Mia was put to sleep on 30th December 2016. She had a very rare and aggressive form of muscle cancer in the mouth.
Going back to the beginning.
I rescued Mia from my grandma's nursery home (Springfield Manor), where Mia had "gone wild", to get away from her half-sister in the home and was living in the wild. This was in June 2016. She howled the entire way back, but once at home she settled in very quickly and was exploring within the next two days. I took her to the vet for a check up, where I was told she was in great condition, underweight at 5.25kg! That's not a small cat. Everything kept getting better throughout the next few months, though she never became a lap-cat.
I noticed in early October that Mia had a large lump in her mouth and took her to the vet who thought this may just be a cyst, with an option to take antibiotics or remove it. I was worried and didn't want to take any chances, so I asked for the lump to be removed. It looked painful, I was going to be away for work within the week and didn't want to not be there to watch recovery.
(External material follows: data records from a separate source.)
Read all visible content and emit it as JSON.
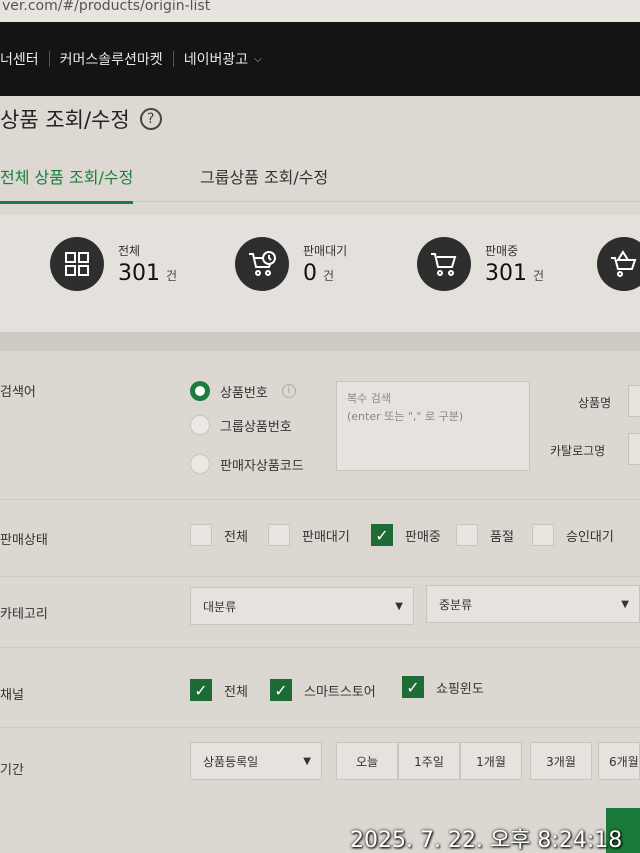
{
  "browser": {
    "url": "ver.com/#/products/origin-list"
  },
  "topnav": {
    "items": [
      "너센터",
      "커머스솔루션마켓",
      "네이버광고"
    ]
  },
  "page": {
    "title": "상품 조회/수정",
    "help": "?"
  },
  "tabs": [
    {
      "label": "전체 상품 조회/수정",
      "active": true
    },
    {
      "label": "그룹상품 조회/수정",
      "active": false
    }
  ],
  "summary": [
    {
      "label": "전체",
      "value": "301",
      "unit": "건",
      "icon": "grid-icon"
    },
    {
      "label": "판매대기",
      "value": "0",
      "unit": "건",
      "icon": "cart-clock-icon"
    },
    {
      "label": "판매중",
      "value": "301",
      "unit": "건",
      "icon": "cart-icon"
    },
    {
      "label": "",
      "value": "",
      "unit": "",
      "icon": "cart-alert-icon"
    }
  ],
  "search": {
    "label": "검색어",
    "options": [
      {
        "label": "상품번호",
        "selected": true
      },
      {
        "label": "그룹상품번호",
        "selected": false
      },
      {
        "label": "판매자상품코드",
        "selected": false
      }
    ],
    "textarea_placeholder_line1": "복수 검색",
    "textarea_placeholder_line2": "(enter 또는 \",\" 로 구분)",
    "product_name_label": "상품명",
    "catalog_name_label": "카탈로그명"
  },
  "sale_status": {
    "label": "판매상태",
    "options": [
      {
        "label": "전체",
        "checked": false
      },
      {
        "label": "판매대기",
        "checked": false
      },
      {
        "label": "판매중",
        "checked": true
      },
      {
        "label": "품절",
        "checked": false
      },
      {
        "label": "승인대기",
        "checked": false
      }
    ]
  },
  "category": {
    "label": "카테고리",
    "major": "대분류",
    "middle": "중분류"
  },
  "channel": {
    "label": "채널",
    "options": [
      {
        "label": "전체",
        "checked": true
      },
      {
        "label": "스마트스토어",
        "checked": true
      },
      {
        "label": "쇼핑윈도",
        "checked": true
      }
    ]
  },
  "period": {
    "label": "기간",
    "type": "상품등록일",
    "buttons": [
      "오늘",
      "1주일",
      "1개월",
      "3개월",
      "6개월"
    ]
  },
  "photo_timestamp": "2025. 7. 22. 오후 8:24:18",
  "colors": {
    "accent": "#1a7f3c",
    "nav_bg": "#141414",
    "check_bg": "#1d6b35"
  }
}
I also requested the lump be sent for tests, to find out what it was.
The operation was a success, I had a much happier looking, sounding and acting cat. For two weeks, I carried on with life as normal, with Mia being her normal affectionate self, and then I got the call from the vet to say the lump was in fact a tumour, but the tests were 50/50 on it being this form of cancer. Additional tests and money were required to find out more, which I gladly paid for to make sure my cat was going to be OK.
Results came back: cancer. It may come back, it may not. By the beginning of November (less than 4 weeks after the operation), the lump was already coming back and I was suggested to go to Noel Fitzpatrick's practise in Guildford, which specialises in veterinary oncology.
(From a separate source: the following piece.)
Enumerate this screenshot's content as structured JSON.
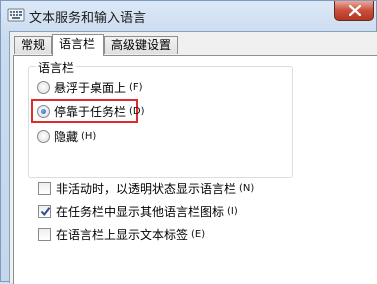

The vets and nurses at Fitzpatrick were wonderful. The premises were second-to-none (although never been to a vet hospital before) and the staff were as wonderful as could be expected from the use of the Super Vet's brand. The round up of the visit was three options:
- Do nothing, palliative care
- Get a CT scan (£2,500)
- Get a CT scan and surgery (~£7,500)
No guarantees were given, in fact there was a chance that the issue would not be resolved. Not having pet insurance (I was due to purchase just before noticing the lump) also didn't help my resulting, horrible and terrible decision. I went to the vets to get pain medication and work through.
I watched over the following months as the lump got bigger and Mia's face distorted. She was medicated up to the hilt, so always seemed happy. Towards mid-December though, the sore started bleeding and Mia no longer ate dry food. It was only wet food and I slowly came to the realisation that I was being cruel to let things carry on as they were and took Mia to the vet. It was still a horrible shock to hear the vet say that she would advise letting Mia go as the lump was also infected, on top of being cancer. She'd lost 0.5kg in a week. Safe-to-say, I burst into tears.
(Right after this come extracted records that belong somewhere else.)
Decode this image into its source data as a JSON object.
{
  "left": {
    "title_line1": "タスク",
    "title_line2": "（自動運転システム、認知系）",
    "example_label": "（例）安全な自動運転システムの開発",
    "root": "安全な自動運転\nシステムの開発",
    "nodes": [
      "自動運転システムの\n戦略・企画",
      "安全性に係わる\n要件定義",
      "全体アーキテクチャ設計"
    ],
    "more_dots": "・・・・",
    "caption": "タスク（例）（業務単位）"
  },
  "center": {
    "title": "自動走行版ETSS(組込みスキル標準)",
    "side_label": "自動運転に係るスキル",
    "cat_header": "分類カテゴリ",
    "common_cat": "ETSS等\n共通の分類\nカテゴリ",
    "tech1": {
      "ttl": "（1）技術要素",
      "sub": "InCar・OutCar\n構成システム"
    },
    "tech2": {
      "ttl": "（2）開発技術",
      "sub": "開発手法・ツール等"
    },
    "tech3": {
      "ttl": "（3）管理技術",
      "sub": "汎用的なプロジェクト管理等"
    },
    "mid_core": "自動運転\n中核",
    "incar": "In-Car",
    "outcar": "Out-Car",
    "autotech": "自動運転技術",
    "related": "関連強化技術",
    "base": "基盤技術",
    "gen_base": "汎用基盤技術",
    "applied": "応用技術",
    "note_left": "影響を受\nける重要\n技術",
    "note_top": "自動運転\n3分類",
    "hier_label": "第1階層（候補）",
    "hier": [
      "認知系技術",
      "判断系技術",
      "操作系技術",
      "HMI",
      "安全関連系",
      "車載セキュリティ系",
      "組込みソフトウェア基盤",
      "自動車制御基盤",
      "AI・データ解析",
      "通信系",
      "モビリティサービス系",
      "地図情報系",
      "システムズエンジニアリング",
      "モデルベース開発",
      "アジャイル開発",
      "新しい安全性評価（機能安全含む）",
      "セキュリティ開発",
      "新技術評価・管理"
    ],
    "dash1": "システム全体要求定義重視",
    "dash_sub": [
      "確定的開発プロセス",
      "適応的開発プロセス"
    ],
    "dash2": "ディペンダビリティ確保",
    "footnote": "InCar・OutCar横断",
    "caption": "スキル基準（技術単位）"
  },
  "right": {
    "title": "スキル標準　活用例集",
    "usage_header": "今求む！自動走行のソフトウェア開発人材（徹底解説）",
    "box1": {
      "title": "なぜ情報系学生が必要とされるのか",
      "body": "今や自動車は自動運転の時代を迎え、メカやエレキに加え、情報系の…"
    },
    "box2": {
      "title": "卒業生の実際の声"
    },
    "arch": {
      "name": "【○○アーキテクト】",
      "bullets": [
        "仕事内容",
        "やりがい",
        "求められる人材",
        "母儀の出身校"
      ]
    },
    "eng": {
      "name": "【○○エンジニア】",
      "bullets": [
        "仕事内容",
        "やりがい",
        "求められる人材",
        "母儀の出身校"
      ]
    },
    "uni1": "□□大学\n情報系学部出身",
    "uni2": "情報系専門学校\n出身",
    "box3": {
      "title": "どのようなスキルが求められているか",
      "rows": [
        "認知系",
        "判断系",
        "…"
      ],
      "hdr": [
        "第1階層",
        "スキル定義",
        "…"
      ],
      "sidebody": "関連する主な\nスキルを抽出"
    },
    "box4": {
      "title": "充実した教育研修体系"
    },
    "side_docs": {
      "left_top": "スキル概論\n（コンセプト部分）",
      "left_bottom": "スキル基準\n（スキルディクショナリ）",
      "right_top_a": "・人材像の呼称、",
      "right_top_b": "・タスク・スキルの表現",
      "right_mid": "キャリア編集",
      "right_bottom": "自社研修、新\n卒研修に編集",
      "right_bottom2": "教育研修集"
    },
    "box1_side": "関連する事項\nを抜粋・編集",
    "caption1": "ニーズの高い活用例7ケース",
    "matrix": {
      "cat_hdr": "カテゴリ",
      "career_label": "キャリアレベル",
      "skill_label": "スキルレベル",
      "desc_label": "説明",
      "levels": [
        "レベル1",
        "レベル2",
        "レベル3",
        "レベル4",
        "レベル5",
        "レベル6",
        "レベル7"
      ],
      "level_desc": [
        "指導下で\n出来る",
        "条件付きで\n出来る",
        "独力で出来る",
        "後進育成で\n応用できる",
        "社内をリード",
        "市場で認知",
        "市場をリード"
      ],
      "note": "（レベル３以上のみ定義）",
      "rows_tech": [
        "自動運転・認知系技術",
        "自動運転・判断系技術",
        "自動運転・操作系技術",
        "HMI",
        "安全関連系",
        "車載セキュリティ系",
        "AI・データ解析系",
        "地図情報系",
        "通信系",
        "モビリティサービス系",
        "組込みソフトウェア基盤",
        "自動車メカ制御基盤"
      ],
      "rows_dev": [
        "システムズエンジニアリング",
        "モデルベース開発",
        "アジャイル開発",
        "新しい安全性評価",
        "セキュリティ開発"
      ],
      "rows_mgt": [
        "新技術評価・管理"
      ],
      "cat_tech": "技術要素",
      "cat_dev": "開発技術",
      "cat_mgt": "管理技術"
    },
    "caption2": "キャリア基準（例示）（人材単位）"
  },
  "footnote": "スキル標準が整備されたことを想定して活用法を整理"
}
Mia was my first cat in my first house. I've had cats before, including cats in Norway before we moved and Åsti and Karli in the UK, both of whom passed away last year. Three cats in one year seemed extremely cruel.
I'm so happy to have had the 6 months with Mia, to have given her a home and the extra months of life. My consolation is that if I hadn't rescued her, she would likely have died alone and in pain in the wild. At this way, I hopefully managed to give her a loving home and a lot of drugs to keep her pain free for a time. I'll never forget her.